One of Tare’s earliest successes was persuading his former Kaiserslautern team-mate Miroslav Klose, Germany’s all-time leading scorer, to sign for Lazio in 2011 and remain for five seasons.

Lucas Leiva was shrewdly picked up from Liverpool after 10 years at Anfield, making his debut in the 2017 Italian Super Cup win over Juventus and going on to help Lazio win the Coppa Italia the following season. He won Player of the Year in three of his five seasons with Lazio.

Tare was recently linked with the sporting director’s role at Tottenham Hotspur and he has built contacts over many years at some of England and Germany’s biggest clubs as he looks to maintain an edge in recruitment.

In the 2019/20 season it appeared all Lotita and Tare’s work was coming off, under the brilliant management of Simone Inzaghi. A 21-match unbeaten run saw Lazio surge to the top of Serie A, with gates rising upwards of 60,000 and the ultras of the Curva Nord in the Olympic Stadium proudly producing their impressive Tifo displays.

And then Covid-19 hit, with the northern province of Bergamo making global headlines as the pandemic spread. When football returned the impetus of the title charge had gone and Lazio won only five of their remaining 12 matches, finishing fourth in Serie A.

Now, under Sarri, Lazio are in contention for a Champions League place and the Derby della Capitale is on the horizon next month. Supporters often demand the club spends more money but it is a source of pride on the Curva Nord that, despite the vastly superior budget Mourinho is operating with at Roma, it is Lazio who have been the city’s number one club in recent seasons.

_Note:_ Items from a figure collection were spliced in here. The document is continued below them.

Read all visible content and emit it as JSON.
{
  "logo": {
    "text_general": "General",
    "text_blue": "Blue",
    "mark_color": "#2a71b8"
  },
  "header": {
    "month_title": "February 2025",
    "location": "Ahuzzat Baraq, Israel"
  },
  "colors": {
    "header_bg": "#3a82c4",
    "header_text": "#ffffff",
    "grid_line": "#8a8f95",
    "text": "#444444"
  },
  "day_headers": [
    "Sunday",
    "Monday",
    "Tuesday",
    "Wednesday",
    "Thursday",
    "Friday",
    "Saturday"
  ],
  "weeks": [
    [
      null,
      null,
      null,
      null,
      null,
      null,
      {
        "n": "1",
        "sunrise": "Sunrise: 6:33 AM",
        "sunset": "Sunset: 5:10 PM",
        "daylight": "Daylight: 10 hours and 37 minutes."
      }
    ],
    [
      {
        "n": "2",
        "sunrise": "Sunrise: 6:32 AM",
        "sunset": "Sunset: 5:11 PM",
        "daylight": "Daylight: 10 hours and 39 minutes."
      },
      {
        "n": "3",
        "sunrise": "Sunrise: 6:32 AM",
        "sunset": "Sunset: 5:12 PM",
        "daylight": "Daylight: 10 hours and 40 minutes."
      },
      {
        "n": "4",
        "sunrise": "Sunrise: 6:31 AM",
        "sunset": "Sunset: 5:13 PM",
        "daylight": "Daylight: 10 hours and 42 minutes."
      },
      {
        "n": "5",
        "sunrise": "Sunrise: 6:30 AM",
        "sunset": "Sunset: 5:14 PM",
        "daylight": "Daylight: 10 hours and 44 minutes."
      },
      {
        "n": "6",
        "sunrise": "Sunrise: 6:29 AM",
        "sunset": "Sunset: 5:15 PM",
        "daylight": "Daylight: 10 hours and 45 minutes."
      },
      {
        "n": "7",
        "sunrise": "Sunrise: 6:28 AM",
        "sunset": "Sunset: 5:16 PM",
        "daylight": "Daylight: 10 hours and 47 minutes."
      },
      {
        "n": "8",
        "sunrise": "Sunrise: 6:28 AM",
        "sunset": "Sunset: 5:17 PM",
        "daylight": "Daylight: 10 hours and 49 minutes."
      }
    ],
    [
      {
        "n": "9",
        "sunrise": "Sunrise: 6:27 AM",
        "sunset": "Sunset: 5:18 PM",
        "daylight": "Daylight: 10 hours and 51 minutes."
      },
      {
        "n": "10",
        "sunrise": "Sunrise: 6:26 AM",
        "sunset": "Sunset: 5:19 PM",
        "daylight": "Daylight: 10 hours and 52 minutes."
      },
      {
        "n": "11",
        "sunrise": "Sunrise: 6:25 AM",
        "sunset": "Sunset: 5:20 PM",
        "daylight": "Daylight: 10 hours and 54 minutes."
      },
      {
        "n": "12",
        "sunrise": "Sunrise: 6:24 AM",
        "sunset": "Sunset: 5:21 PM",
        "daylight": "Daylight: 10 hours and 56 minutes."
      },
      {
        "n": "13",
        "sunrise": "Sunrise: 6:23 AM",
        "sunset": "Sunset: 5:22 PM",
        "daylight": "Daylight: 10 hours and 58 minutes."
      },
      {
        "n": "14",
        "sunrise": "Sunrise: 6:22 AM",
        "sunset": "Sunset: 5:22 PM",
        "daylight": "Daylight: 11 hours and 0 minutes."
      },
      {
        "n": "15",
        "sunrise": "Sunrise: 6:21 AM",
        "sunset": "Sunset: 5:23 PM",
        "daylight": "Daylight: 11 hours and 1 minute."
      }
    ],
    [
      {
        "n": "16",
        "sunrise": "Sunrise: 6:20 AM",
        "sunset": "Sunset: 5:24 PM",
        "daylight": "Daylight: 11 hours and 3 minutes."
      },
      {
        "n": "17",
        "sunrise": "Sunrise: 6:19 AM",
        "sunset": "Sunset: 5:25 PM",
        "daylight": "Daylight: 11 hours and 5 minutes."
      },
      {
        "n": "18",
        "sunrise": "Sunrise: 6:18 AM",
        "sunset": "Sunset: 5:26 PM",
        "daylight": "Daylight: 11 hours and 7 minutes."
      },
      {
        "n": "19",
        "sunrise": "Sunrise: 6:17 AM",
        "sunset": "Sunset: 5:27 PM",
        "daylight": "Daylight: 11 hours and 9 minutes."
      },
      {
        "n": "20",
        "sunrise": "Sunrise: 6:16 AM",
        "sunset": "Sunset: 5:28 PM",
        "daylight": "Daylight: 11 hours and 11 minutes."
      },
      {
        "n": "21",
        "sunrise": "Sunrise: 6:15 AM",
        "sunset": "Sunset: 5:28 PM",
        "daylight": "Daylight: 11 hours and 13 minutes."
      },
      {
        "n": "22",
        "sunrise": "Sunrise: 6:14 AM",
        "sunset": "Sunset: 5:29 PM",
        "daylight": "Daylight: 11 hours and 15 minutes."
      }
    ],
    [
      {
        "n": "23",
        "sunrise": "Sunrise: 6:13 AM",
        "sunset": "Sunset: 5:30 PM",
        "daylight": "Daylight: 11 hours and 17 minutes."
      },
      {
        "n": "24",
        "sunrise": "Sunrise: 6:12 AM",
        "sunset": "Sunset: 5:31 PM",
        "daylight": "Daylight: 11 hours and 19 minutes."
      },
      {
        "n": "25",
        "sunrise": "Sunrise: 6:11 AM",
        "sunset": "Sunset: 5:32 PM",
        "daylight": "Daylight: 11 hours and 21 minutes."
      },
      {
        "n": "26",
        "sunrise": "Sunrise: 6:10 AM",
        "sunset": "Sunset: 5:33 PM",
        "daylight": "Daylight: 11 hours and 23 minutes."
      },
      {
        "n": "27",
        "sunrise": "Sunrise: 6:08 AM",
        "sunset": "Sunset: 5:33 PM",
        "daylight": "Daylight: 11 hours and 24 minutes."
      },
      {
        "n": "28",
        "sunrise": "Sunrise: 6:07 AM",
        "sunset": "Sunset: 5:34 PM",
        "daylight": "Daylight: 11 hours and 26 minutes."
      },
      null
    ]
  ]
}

The returning winger Felipe Anderson, who left for £36m to West Ham in 2018 and was tempted back in a cut-price deal, has been starring for the side again, providing the ammunition for Immobile.

With just six games remaining in Serie A there will be more twists and turns to come but the work of Lotito and Tare in stabilising a once bankrupt club is admirable, whatever the outcome at the end of the season.